Federal, State, Local Law Enforcement Educate Parents about Predators on Social Media
HERMANTOWN, Minn. – On Tuesday night, law enforcement agencies and prosecutors on the federal, state, and local levels joined together to educate parents about how predators coerce teens and kids for explicit photos and videos on social media.
The illegal practice is also known as “sextortion,” which is when a predator uses tactics such as blackmail and harassment to intimidate their victims into sending them child pornography of themselves.
The panel of experts explained that child predators will create aliases to trick kids and teens that they are someone they’re not on social media.
71% of sextortion victims are young girls, and one in four victims are 12 years-old or younger.
For teens, the emotional part of of their brains develops much fast faster than the rational, decision-making side.
That’s why it’s important for parents to talk to their children about Internet safety.
“Kids need to understand when they exchange photos, inappropriate photos, naked photos, they’re going to be there forever,” St. Louis County Attorney Mark Rubin explained. “And it’s going to be used against them. And they’ve got to be aware of that and it’s just, you have to be that careful and they’ve got to be a little smarter in that regard.”
In the Twin Ports, there is an Internet Crimes Against Children task force made up of local law enforcement agencies on both sides of the bridge.
The task force that tracks down child pornography catches predators with the IP addresses on their computers.
“About 70 to 80% of people who are exchanging child pornography at some point will actually harm a child.” Duluth Chief of Police Mike Tusken said. “And so it’s very important to intercede and have intervention in people who are exchanging child pornography because ultimately they are more apt to harm a child.”
Assistant U.S. Attorney Laura Provinzino emphasized that having direct conversations with your children about what they’re doing both in their real lives and online can make a difference.

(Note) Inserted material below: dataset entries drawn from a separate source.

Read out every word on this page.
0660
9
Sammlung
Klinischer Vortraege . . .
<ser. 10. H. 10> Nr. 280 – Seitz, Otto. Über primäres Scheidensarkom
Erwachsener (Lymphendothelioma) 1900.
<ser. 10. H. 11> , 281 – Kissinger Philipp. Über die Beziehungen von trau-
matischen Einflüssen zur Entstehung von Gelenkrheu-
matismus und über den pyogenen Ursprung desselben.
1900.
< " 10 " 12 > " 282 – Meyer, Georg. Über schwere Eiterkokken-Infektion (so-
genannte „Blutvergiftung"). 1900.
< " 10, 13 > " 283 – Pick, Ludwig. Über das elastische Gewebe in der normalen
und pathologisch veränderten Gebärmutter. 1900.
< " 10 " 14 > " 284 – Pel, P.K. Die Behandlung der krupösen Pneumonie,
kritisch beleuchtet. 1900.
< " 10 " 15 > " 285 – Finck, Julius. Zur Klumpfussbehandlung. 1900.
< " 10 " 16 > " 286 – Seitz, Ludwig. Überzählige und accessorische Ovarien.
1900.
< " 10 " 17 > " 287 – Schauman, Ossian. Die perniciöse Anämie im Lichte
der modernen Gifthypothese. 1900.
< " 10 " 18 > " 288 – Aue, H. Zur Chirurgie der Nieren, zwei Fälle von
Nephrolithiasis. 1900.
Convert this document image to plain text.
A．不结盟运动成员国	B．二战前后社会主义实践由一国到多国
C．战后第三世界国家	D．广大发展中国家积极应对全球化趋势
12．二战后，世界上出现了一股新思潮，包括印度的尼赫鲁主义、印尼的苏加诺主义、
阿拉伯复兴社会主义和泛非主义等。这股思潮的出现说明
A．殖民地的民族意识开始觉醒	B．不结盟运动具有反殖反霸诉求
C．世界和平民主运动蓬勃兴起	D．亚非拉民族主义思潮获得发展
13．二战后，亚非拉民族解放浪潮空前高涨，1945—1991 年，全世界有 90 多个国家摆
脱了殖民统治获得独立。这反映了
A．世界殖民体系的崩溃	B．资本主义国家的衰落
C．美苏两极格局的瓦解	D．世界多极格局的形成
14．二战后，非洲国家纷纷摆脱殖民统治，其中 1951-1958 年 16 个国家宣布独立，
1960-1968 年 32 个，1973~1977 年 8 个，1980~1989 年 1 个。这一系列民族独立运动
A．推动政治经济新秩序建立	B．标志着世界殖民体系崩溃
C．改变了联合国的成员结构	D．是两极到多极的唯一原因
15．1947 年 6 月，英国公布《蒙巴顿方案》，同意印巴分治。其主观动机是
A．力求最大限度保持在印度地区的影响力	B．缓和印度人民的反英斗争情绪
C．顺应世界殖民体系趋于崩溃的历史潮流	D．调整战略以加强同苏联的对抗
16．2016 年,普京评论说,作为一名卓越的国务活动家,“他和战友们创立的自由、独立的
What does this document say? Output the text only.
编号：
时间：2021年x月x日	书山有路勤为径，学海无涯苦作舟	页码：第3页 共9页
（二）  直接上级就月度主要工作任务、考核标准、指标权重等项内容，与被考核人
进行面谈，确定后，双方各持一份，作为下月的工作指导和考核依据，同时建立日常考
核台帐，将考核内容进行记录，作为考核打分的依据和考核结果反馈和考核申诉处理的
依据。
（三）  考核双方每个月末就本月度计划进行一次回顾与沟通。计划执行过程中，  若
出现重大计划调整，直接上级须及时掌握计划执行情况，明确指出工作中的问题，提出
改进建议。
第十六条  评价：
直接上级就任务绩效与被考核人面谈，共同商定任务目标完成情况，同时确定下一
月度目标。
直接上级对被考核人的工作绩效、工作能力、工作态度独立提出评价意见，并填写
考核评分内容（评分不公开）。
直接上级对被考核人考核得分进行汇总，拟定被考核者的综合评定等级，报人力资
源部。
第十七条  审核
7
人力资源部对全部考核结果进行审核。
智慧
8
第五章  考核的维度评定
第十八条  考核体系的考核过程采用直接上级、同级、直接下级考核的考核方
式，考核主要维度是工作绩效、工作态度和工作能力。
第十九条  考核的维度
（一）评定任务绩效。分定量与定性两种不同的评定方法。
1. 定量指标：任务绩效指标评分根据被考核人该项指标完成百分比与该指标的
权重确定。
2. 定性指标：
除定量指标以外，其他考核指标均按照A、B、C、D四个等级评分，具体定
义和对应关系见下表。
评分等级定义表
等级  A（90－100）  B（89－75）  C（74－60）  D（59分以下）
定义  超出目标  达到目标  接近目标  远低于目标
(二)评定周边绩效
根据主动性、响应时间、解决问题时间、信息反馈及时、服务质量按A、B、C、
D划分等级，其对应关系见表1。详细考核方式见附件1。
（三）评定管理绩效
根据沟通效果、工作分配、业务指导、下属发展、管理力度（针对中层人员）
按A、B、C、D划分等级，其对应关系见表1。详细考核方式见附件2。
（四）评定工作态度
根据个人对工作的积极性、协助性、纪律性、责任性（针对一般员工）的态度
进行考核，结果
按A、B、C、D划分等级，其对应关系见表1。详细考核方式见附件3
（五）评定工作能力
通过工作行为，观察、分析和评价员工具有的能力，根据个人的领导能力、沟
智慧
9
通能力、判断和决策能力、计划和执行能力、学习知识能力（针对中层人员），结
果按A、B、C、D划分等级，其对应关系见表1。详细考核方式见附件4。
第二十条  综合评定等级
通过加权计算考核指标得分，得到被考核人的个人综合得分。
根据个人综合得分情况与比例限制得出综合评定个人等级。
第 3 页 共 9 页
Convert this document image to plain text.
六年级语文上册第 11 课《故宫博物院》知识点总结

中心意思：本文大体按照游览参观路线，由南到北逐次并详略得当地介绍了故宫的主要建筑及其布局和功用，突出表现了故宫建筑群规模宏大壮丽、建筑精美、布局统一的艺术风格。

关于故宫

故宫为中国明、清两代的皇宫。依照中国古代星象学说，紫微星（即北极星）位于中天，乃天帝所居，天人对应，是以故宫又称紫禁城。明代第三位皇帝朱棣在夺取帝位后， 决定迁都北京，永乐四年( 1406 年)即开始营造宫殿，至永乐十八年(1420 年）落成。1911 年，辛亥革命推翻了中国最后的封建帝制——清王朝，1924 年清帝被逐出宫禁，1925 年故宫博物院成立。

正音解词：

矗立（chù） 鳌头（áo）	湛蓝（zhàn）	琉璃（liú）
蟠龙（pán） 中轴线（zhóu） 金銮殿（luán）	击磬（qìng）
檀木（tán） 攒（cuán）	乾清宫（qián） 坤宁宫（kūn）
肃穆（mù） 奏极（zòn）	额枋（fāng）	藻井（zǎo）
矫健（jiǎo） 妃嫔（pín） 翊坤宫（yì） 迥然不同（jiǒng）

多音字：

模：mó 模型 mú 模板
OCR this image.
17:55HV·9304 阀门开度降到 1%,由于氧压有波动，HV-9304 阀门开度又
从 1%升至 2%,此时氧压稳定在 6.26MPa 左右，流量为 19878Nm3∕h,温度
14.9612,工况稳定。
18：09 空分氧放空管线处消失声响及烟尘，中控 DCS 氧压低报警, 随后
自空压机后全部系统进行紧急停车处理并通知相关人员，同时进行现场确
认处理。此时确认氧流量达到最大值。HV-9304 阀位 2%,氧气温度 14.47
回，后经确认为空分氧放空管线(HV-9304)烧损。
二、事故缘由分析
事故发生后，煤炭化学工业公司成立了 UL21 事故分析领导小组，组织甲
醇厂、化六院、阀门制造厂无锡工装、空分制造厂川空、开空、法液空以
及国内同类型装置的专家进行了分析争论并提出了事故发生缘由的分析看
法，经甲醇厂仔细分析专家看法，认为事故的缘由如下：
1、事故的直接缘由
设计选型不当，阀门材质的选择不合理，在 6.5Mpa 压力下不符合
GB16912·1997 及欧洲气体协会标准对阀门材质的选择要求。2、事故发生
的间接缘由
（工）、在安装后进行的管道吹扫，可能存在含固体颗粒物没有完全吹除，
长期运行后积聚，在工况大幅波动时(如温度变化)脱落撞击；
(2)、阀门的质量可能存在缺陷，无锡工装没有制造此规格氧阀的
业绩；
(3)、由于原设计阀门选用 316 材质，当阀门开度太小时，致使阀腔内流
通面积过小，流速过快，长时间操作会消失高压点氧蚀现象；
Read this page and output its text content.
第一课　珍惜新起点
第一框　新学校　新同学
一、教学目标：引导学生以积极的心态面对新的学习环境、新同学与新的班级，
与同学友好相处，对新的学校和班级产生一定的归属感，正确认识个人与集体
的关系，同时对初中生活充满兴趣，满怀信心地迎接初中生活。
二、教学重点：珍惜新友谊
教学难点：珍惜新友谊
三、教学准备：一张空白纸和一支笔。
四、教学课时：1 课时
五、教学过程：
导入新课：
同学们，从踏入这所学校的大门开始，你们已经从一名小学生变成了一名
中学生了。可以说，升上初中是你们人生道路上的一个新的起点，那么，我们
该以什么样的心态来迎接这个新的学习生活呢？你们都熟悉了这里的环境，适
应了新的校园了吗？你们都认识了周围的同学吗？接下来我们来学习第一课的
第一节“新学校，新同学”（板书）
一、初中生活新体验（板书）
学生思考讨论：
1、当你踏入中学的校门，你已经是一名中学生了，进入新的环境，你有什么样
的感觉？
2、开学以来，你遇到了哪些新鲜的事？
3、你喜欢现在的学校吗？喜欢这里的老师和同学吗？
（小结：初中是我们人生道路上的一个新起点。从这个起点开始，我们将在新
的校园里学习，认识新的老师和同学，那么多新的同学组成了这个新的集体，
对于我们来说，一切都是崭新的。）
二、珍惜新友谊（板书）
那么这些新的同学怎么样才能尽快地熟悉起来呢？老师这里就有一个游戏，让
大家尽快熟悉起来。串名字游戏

“We need parents to be involved and that means having a presence within their child’s social media presence, knowing what’s happening at school, asking probing questions,” Provinzino said. “There are different tools to help monitor internet use, but there’s really no substitute for having those conversations.”
Parents whose children have been victims of sextortion can report the crimes to local law enforcement, and directly to the FBI.
“If we see something that doesn’t look right, if there’s something that just doesn’t seem to be on the up and up, to report it,” Anders Folk, First Assistant U.S. Attorney, said.